Rep. Bob Latta (OH), a supporter of the repeal resolution (and a recipient of more than $60,000 in campaign contributions from companies affected by the rules), recommended legislation that would clarify that the FTC has authority to regulate ISPs’ privacy matters. In response, Rep. Mike Doyle (PA) suggested that maybe the GOP should have gone that route rather than using the CRA to prevent the FCC from ever issuing meaningful privacy guidelines.
Regarding the argument that the FTC is doing a good job of regulating consumer privacy issues, Capuano pointed to the CloudPets doll and other toys that allegedly collected user data, or Vizio TVs that watched viewers back. Why would consumers want to put ISPs under such lax privacy controls, asked the Congressman.

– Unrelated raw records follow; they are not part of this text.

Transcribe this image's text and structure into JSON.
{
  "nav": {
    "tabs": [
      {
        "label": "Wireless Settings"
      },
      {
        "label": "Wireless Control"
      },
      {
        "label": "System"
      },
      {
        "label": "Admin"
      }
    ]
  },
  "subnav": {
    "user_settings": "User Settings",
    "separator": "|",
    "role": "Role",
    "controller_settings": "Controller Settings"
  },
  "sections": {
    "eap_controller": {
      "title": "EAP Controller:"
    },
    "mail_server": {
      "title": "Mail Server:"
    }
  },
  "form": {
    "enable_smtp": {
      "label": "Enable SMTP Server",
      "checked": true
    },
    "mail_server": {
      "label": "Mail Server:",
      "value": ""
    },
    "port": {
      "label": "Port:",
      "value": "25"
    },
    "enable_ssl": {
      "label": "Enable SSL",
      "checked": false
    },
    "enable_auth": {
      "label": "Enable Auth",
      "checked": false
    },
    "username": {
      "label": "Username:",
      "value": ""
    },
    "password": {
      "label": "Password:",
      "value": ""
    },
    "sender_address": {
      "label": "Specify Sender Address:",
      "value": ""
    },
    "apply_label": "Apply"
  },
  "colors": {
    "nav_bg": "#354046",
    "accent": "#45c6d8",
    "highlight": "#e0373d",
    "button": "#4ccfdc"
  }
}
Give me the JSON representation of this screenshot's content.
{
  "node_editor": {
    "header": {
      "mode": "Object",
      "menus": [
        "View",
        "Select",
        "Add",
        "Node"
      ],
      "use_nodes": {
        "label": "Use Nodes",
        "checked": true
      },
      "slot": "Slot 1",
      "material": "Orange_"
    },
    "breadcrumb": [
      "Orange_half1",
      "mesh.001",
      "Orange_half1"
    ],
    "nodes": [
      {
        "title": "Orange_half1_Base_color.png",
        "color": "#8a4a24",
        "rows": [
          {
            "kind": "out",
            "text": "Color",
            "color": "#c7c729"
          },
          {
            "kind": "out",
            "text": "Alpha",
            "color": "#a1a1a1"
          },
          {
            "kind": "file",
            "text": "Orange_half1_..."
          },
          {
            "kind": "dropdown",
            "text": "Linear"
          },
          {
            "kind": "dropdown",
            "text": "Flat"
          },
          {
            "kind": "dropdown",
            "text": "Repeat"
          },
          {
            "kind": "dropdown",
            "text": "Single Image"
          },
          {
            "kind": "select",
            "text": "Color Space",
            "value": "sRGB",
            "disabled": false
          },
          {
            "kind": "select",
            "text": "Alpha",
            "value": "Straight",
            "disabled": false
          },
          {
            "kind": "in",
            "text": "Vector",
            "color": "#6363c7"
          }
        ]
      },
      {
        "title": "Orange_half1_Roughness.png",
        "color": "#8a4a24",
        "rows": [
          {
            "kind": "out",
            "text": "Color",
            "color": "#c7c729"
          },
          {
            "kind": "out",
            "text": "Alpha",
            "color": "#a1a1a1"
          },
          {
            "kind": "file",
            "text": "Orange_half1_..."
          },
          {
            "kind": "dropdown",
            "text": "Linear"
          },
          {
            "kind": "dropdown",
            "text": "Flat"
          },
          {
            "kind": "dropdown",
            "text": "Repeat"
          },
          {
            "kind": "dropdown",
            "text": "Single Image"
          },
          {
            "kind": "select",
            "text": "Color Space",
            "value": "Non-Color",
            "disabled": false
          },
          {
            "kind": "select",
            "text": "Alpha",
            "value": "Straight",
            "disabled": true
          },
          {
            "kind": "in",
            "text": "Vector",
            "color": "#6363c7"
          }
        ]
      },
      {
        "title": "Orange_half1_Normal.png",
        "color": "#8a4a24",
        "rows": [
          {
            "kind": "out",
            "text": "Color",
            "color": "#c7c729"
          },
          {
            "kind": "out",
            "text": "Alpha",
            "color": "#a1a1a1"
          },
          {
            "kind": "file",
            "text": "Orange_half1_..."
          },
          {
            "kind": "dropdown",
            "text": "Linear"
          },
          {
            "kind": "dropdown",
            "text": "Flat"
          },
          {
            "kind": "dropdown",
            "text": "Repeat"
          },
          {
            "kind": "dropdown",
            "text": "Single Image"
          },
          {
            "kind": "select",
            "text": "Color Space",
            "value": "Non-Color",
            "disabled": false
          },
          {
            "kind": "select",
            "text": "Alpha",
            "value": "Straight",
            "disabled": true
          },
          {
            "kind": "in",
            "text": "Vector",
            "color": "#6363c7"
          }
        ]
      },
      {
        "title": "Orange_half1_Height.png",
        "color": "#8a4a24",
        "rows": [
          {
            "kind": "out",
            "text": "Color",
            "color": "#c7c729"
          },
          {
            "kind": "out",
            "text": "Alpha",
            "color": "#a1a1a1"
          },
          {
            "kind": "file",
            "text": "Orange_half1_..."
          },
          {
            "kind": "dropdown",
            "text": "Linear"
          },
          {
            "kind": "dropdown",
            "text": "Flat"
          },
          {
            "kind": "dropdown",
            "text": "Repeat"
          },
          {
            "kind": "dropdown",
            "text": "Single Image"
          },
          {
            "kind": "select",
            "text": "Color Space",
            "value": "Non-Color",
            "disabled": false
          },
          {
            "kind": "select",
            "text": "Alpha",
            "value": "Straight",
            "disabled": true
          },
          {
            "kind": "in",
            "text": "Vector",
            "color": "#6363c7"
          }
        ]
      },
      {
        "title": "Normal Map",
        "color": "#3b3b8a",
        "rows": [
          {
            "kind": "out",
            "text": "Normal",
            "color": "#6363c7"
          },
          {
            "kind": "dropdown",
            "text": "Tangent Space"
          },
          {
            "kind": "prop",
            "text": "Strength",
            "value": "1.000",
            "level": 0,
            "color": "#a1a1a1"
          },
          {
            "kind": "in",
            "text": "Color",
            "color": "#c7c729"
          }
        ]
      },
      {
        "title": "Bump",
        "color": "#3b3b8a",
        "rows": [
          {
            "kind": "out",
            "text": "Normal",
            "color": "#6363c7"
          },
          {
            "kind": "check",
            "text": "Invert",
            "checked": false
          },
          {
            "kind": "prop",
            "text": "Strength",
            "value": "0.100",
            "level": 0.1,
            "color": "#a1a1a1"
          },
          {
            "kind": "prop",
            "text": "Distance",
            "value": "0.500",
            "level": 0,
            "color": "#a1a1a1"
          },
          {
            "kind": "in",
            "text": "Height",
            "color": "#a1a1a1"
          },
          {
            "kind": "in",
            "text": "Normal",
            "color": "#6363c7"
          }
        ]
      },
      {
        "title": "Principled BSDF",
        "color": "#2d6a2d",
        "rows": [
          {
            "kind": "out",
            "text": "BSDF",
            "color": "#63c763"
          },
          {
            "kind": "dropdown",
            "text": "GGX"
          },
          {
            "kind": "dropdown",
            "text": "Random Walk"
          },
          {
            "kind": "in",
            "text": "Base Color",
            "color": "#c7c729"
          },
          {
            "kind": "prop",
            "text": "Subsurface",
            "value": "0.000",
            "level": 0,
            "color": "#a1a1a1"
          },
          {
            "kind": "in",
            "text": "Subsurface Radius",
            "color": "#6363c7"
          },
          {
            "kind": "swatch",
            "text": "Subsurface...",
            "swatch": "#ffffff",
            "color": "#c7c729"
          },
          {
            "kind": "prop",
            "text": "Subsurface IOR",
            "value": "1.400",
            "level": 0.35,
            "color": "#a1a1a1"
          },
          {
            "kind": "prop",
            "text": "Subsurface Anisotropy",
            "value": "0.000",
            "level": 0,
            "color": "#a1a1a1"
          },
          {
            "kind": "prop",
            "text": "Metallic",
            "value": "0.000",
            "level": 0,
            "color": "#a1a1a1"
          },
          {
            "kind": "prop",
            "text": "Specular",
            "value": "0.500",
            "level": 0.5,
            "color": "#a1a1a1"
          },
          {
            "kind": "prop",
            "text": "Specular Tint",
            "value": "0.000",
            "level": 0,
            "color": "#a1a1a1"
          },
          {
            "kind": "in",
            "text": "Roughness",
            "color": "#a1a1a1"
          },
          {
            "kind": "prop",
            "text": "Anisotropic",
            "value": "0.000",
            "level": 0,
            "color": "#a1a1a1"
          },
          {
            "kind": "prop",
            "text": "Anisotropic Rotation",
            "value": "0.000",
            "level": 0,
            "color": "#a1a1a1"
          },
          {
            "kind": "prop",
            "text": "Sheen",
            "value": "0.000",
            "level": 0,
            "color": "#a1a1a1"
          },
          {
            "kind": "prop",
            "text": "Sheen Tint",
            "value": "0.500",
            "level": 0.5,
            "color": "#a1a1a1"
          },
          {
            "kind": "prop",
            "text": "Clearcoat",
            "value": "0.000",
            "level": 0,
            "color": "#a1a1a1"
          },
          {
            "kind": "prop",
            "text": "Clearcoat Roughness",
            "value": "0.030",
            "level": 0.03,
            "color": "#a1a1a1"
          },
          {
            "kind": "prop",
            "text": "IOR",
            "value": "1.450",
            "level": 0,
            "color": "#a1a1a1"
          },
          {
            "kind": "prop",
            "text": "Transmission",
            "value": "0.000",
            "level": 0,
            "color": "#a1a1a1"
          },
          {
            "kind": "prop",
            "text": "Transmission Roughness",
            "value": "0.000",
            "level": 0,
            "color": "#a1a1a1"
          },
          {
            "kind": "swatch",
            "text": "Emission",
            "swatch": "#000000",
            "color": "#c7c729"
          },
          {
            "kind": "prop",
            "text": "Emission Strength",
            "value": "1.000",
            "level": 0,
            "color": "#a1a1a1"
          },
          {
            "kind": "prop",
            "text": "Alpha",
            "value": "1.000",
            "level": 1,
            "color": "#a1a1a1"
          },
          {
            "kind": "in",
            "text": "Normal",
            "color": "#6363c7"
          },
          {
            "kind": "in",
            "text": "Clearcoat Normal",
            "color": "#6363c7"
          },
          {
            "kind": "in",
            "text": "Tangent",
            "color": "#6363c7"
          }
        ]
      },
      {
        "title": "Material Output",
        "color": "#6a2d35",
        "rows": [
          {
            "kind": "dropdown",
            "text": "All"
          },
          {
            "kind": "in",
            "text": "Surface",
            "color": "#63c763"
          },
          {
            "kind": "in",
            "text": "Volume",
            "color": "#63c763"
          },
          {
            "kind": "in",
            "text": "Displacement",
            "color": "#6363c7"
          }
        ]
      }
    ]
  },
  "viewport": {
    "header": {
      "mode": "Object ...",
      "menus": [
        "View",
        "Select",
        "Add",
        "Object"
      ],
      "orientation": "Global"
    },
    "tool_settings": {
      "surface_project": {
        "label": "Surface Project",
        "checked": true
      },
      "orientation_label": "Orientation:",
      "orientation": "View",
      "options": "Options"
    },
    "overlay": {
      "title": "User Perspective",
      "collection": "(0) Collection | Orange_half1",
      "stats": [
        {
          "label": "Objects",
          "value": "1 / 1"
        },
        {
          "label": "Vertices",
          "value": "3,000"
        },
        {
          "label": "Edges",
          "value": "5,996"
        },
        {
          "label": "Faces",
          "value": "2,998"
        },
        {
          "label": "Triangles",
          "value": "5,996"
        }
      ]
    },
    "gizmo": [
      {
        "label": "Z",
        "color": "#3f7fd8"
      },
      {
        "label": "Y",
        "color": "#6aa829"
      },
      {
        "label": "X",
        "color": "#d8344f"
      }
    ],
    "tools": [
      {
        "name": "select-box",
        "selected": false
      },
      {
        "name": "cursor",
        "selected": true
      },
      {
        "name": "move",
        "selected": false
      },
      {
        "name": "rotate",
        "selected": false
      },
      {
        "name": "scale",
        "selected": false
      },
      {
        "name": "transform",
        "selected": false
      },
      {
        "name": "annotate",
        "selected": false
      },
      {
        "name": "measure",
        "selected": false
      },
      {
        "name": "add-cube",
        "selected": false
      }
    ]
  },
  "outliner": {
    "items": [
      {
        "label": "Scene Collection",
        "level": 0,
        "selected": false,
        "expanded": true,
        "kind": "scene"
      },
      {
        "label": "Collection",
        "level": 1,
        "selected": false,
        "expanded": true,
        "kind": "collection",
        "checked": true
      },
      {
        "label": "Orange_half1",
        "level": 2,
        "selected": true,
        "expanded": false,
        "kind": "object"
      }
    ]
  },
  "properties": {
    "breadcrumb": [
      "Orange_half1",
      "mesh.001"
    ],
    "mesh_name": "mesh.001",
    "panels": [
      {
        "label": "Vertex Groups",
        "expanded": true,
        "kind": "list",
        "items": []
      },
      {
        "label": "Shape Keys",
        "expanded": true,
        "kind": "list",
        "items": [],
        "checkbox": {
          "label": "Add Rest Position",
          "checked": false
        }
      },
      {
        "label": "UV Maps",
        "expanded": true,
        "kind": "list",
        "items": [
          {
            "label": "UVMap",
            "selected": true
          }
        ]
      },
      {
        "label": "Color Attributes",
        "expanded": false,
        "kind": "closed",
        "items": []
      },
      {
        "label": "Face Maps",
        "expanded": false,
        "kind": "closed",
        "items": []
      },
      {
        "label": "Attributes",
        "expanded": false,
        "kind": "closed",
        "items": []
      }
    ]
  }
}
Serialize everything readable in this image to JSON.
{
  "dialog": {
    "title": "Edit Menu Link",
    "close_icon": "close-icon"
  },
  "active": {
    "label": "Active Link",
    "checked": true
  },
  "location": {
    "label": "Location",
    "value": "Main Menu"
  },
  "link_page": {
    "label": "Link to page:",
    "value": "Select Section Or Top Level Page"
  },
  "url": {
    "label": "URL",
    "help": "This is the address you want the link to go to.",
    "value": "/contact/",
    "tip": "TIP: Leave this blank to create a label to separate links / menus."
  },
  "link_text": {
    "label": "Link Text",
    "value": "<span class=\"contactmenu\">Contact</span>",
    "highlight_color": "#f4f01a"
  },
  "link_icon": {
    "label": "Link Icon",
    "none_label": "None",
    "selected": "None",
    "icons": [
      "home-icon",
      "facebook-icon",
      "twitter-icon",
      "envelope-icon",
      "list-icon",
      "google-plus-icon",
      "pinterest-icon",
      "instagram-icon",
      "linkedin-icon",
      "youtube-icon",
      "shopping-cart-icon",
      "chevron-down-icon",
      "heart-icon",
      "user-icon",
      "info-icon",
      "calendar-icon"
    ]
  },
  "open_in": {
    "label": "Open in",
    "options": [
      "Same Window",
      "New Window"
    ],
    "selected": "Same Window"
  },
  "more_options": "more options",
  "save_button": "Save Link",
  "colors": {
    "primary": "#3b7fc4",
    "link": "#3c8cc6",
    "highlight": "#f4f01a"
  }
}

FCC Chairman Ajit Pai, who vehemently opposed the privacy rules when they were approved, said today that the FCC will “work with the FTC to ensure that consumers’ online privacy is protected though a consistent and comprehensive framework. In my view, the best way to achieve that result would be to return jurisdiction over broadband providers’ privacy practices to the FTC, with its decades of experience and expertise in this area.”
Former FCC Commissioner Michael Copps has a different take.
“Big Cable and Big Telecom have struck again,” said Copps, now an adviser to Common Cause. “By doing the industry’s bidding, the congressional majority is wiping away common sense protections for the privacy of internet users’ personal data and browsing history. If this bill is signed by the president, broadband providers will have free rein to sell user data to the highest bidder – without ever informing consumers.”
Jonathan Schwantes, senior policy counsel for our colleagues at Consumers Union, criticized lawmakers for rushing to roll back these regulations.
“In a matter of four legislative days, Congress has wiped out groundbreaking privacy rules, carefully designed over 200 days, intended to empower consumers and protect their privacy,” said Schwantes. “The only winners today are internet service providers, mega-corporations like AT&T and Comcast, who have been strong-arming Congress since the day these rules passed last October.”